The key word tying this section to the rest of the chapter is שָׁגָה ("be captivated, intoxicated, go astray"), used in both v. 19 and v. 20. In v. 19 it is positive: "may you be ever intoxicated by her love." In v. 20 the same word turns into an accusation: "Why would you be intoxicated by a forbidden woman?" The wordplay is deliberate — the same capacity for passionate abandon that God designed for marriage becomes self-destructive folly when it wanders outside that covenant. This double use is echoed again in v. 23, where the fool "goes astray" by his own great folly.


God Sees All (vv. 21-23)

21 For a man's ways are before the eyes of the LORD, and the LORD examines all his paths. 22 The iniquities of a wicked man entrap him; the cords of his sin entangle him. 23 He dies for lack of discipline, led astray by his own great folly.

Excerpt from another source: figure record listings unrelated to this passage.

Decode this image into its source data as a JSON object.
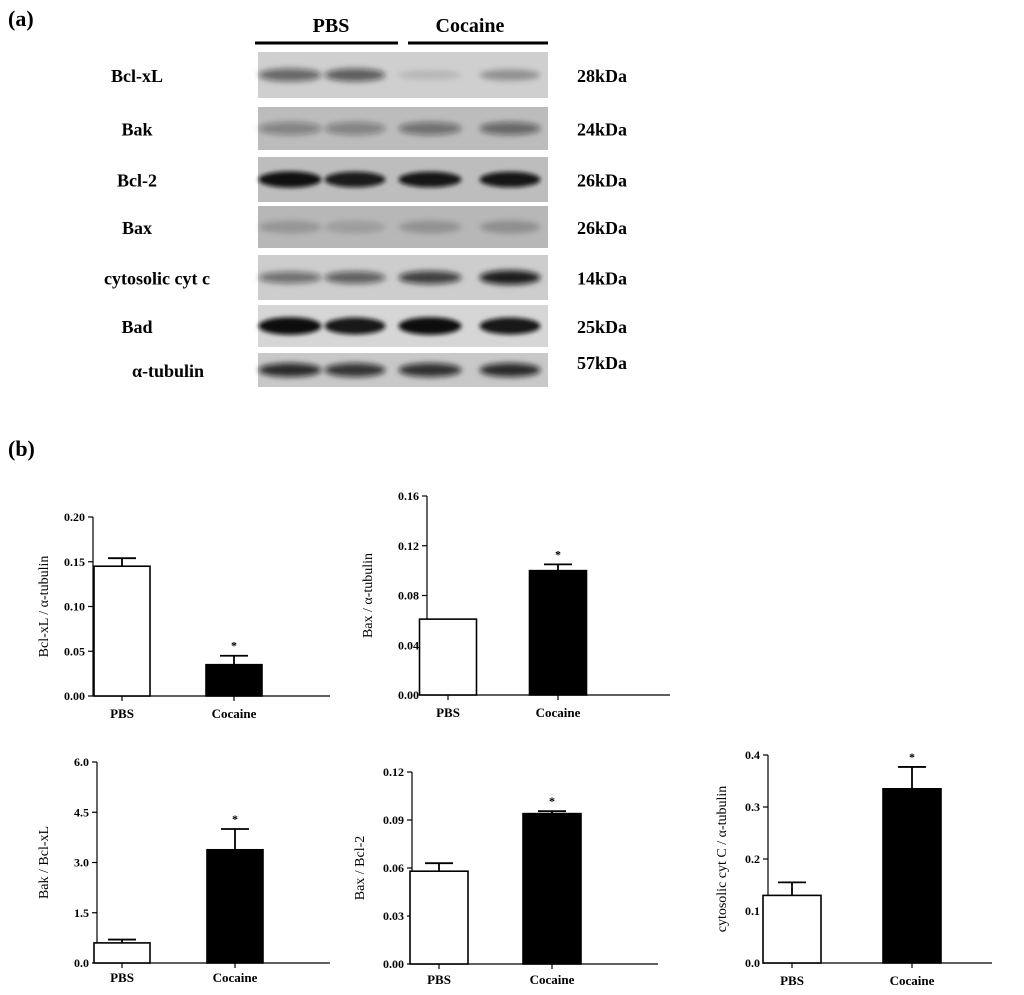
{
  "panel_a": {
    "label": "(a)",
    "groups": [
      "PBS",
      "Cocaine"
    ],
    "rows": [
      {
        "protein": "Bcl-xL",
        "size": "28kDa"
      },
      {
        "protein": "Bak",
        "size": "24kDa"
      },
      {
        "protein": "Bcl-2",
        "size": "26kDa"
      },
      {
        "protein": "Bax",
        "size": "26kDa"
      },
      {
        "protein": "cytosolic cyt c",
        "size": "14kDa"
      },
      {
        "protein": "Bad",
        "size": "25kDa"
      },
      {
        "protein": "α-tubulin",
        "size": "57kDa"
      }
    ]
  },
  "panel_b": {
    "label": "(b)"
  },
  "chart_data": [
    {
      "type": "bar",
      "categories": [
        "PBS",
        "Cocaine"
      ],
      "values": [
        0.145,
        0.035
      ],
      "errors": [
        0.009,
        0.01
      ],
      "significance": [
        "",
        "*"
      ],
      "bar_fill": [
        "#ffffff",
        "#000000"
      ],
      "ylabel": "Bcl-xL / α-tubulin",
      "ylim": [
        0,
        0.2
      ],
      "yticks": [
        "0.00",
        "0.05",
        "0.10",
        "0.15",
        "0.20"
      ]
    },
    {
      "type": "bar",
      "categories": [
        "PBS",
        "Cocaine"
      ],
      "values": [
        0.061,
        0.1
      ],
      "errors": [
        0.0,
        0.005
      ],
      "significance": [
        "",
        "*"
      ],
      "bar_fill": [
        "#ffffff",
        "#000000"
      ],
      "ylabel": "Bax / α-tubulin",
      "ylim": [
        0,
        0.16
      ],
      "yticks": [
        "0.00",
        "0.04",
        "0.08",
        "0.12",
        "0.16"
      ]
    },
    {
      "type": "bar",
      "categories": [
        "PBS",
        "Cocaine"
      ],
      "values": [
        0.6,
        3.38
      ],
      "errors": [
        0.1,
        0.62
      ],
      "significance": [
        "",
        "*"
      ],
      "bar_fill": [
        "#ffffff",
        "#000000"
      ],
      "ylabel": "Bak / Bcl-xL",
      "ylim": [
        0,
        6.0
      ],
      "yticks": [
        "0.0",
        "1.5",
        "3.0",
        "4.5",
        "6.0"
      ]
    },
    {
      "type": "bar",
      "categories": [
        "PBS",
        "Cocaine"
      ],
      "values": [
        0.058,
        0.094
      ],
      "errors": [
        0.005,
        0.0015
      ],
      "significance": [
        "",
        "*"
      ],
      "bar_fill": [
        "#ffffff",
        "#000000"
      ],
      "ylabel": "Bax / Bcl-2",
      "ylim": [
        0,
        0.12
      ],
      "yticks": [
        "0.00",
        "0.03",
        "0.06",
        "0.09",
        "0.12"
      ]
    },
    {
      "type": "bar",
      "categories": [
        "PBS",
        "Cocaine"
      ],
      "values": [
        0.13,
        0.335
      ],
      "errors": [
        0.025,
        0.042
      ],
      "significance": [
        "",
        "*"
      ],
      "bar_fill": [
        "#ffffff",
        "#000000"
      ],
      "ylabel": "cytosolic cyt C /  α-tubulin",
      "ylim": [
        0,
        0.4
      ],
      "yticks": [
        "0.0",
        "0.1",
        "0.2",
        "0.3",
        "0.4"
      ]
    }
  ]
}
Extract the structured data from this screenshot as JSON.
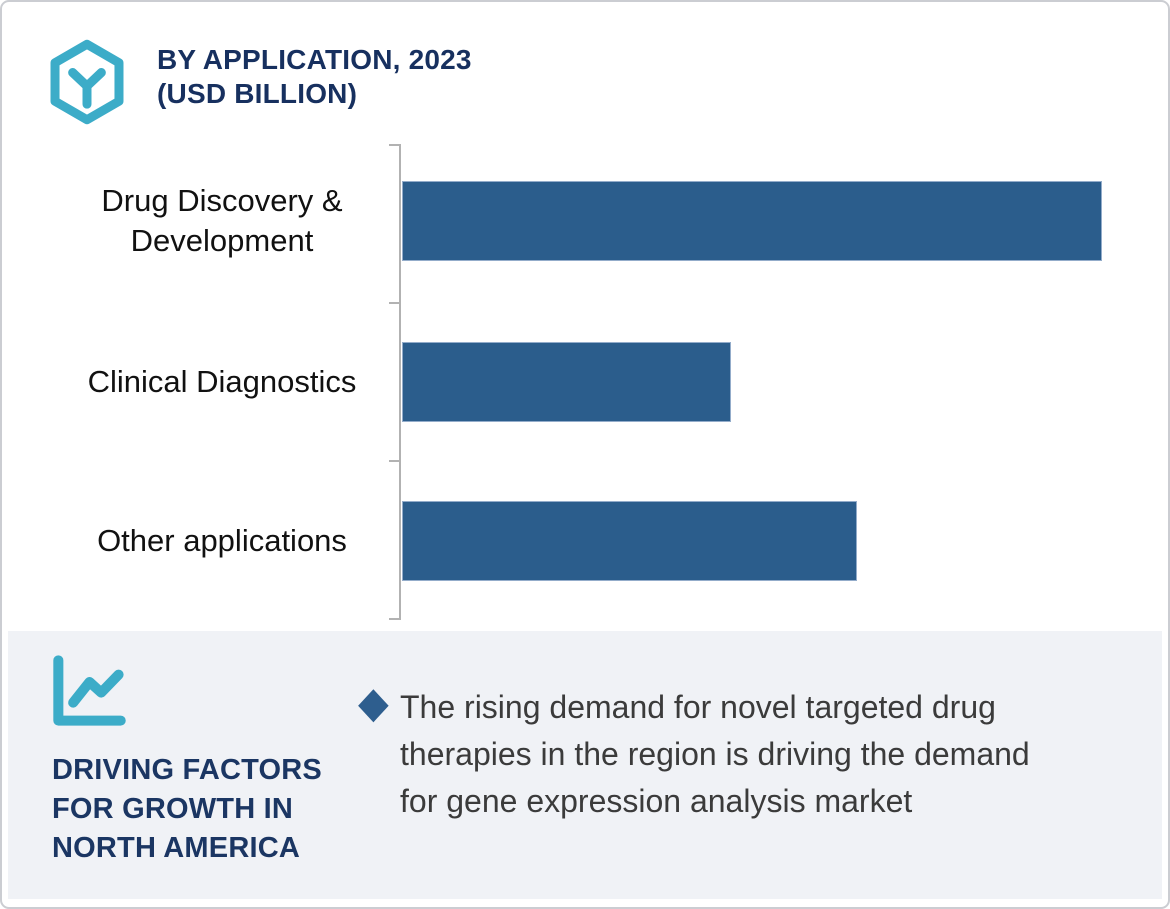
{
  "header": {
    "title_line1": "BY APPLICATION, 2023",
    "title_line2": "(USD BILLION)",
    "icon": "hexagon-y-brand-icon"
  },
  "chart_data": {
    "type": "bar",
    "orientation": "horizontal",
    "title": "BY APPLICATION, 2023",
    "subtitle": "(USD BILLION)",
    "unit": "USD Billion",
    "categories": [
      "Drug Discovery & Development",
      "Clinical Diagnostics",
      "Other applications"
    ],
    "values_pct_of_max": [
      100,
      47,
      65
    ],
    "value_axis_labels_visible": false,
    "value_labels_shown": false,
    "gridlines": false,
    "legend": "none",
    "bar_color": "#2b5d8c",
    "axis_color": "#b2b2b2"
  },
  "driving_factors": {
    "icon": "line-chart-icon",
    "heading_lines": [
      "DRIVING FACTORS",
      "FOR GROWTH IN",
      "NORTH AMERICA"
    ],
    "bullet": {
      "marker": "◆",
      "lines": [
        "The rising demand for novel targeted drug",
        "therapies in the region is driving the demand",
        "for gene expression analysis market"
      ]
    }
  },
  "colors": {
    "teal": "#3cacc8",
    "navy_title": "#17305f",
    "navy_heading": "#1b3663",
    "bar_blue": "#2b5d8c",
    "diamond_blue": "#2e5e8e",
    "panel_background": "#f0f2f6",
    "card_border": "#cbcdd2",
    "body_text": "#3b3b3b"
  }
}
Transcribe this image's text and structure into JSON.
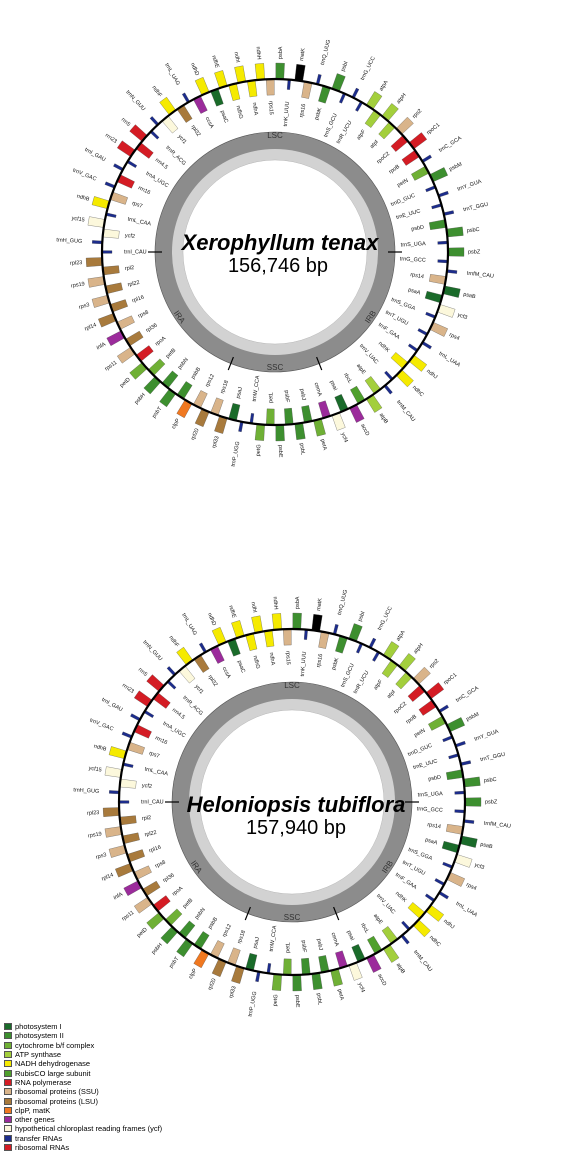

21 For a man's ways are in full view of the LORD, and he weighs all his paths. 22 A wicked man's own iniquities capture him; he is held fast by the ropes of his sin. 23 He will die for want of discipline, and by the greatness of his folly he will go astray.

Notes

The chapter's conclusion lifts the discussion from pragmatic consequences to theological reality. נֹכַח עֵינֵי יְהוָה ("before the eyes of the LORD") means that nothing is hidden — not the secret rendezvous, not the rationalizations, not the private thoughts. The verb מְפַלֵּס ("examines, weighs, makes level") is the same root used in v. 6 of the forbidden woman who "does not weigh the path of life." The irony is pointed: she refuses to evaluate her own path, but the LORD evaluates every person's path with perfect precision.

Verse 22 uses vivid imagery of entrapment. The sinner is not caught by an external avenger but by his own עֲווֹנוֹתָיו ("iniquities") and חַבְלֵי חַטָּאתוֹ ("cords of his sin"). Sin is self-ensnaring — it creates its own prison. The word חֲבָלִים ("cords, ropes") can also mean "birth pangs," adding a grim overtone: sin brings forth its own painful consequences (James 1:15).

The final verse brings the chapter full circle with שָׁגָה appearing for the third time. In v. 19 it was the blessed intoxication of marital love; in v. 20 it was the foolish intoxication of adultery; here in v. 23 it is the fatal wandering of the undisciplined life. The man who refused מוּסָר ("discipline") — the same word the regretful speaker despised in v. 12 — dies precisely because of that refusal. Wisdom literature consistently teaches that the consequences of sin are not arbitrary divine punishments but the natural, built-in results of moral foolishness, observed and upheld by a God who sees everything.